Как только Никиту Сергеевича отключили от связи с нами, вал тестов и проверок накатил с новой силой и только минут за десять до момента запуска двигателей, когда уже стало ясно, что все системы в порядке и ракетно-космический комплекс готов к полету, накал нашего общения с Землей несколько спал. Теперь можно было чуть-чуть расслабиться и передохнуть.
- “Флаг-один”, “Флаг-два”, - в наушниках прорезался голос космонавта Женьки Хлунова, - как самочувствие?
“Флаги” - это наш с Олегом позывной. Я - “Флаг-один”, а Макарин соответственно - “Флаг-два”.
- Самочувствие нормальное, “Вымпел-один”, - я припомнил позывной Хлунова. - Как мы смотримся на ваших экранах?
- Замечательно смотритесь. Изображение очень хорошее.
- Не зря позавчера телеобъектив ваткой со спиртом протирал, - пошутил я. - Жаль только, что протирать пришлось без закуски.
- Может быть, вам музыку включить? - спросил Женька. -А то, я смотрю, “Флаг-два” что-то загрустил...
- “Флаг-два” спит, - Олег сидел в кресле с закрытыми глазами. - Но во сне он совсем не против послушать что-нибудь увеселительное и легкое. Развлекательное, одним словом.
Не прошло и минуты, как в эфире проявился звонкий голос Эдуарда Хиля:
- У леса на опушке жила зима в избушке...
Пока радио транслировало веселую песенку про потолок ледяной и дверь скрипучую, наземные службы на время забыли о существовании нашего экипажа. Музыкальная программа перед запуском относилась к сфере психологической поддержки космонавтов. Если на борту нет чрезвычайных ситуаций, то на это время все вопросы отступали на второй план.

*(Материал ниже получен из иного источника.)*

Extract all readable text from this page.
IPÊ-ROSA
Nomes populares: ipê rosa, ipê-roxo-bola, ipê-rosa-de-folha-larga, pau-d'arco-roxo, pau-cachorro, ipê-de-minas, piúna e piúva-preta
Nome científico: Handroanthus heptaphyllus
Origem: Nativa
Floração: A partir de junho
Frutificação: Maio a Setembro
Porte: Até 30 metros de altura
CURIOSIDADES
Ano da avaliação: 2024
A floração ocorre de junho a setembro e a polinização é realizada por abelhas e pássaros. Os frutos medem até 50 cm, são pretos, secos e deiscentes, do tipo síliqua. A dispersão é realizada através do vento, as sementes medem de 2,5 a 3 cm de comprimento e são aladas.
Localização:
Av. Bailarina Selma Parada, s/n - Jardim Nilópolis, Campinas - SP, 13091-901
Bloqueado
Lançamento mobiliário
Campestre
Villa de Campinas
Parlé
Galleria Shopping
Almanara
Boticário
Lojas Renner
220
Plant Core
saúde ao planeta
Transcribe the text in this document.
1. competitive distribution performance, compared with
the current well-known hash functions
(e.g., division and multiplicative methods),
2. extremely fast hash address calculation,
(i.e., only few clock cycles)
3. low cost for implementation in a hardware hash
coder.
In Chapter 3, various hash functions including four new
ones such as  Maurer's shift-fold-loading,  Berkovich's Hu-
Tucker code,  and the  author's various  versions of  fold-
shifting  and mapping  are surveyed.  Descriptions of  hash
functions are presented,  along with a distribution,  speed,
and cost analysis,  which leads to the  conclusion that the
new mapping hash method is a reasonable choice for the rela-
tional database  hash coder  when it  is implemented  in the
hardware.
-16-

Но едва Хиль закончил песню, все возвратилось на круги своя. Вместо Женьки Хлунова в эфире появился сам главный конструктор Василий Павлович Михеев с весьма оригинальным вопросом:
- На связи “двадцать пятый”. Как настроение, орлы?
- Как учили, - ответил я стандартной дежурной фразой. -Настроение боевое. Готовимся к штурму заоблачных высот.
- Самая малость осталась, - со смешком заметил Макарин. - Получить стартовое ускорение в нижнюю часть могучего тела ракеты.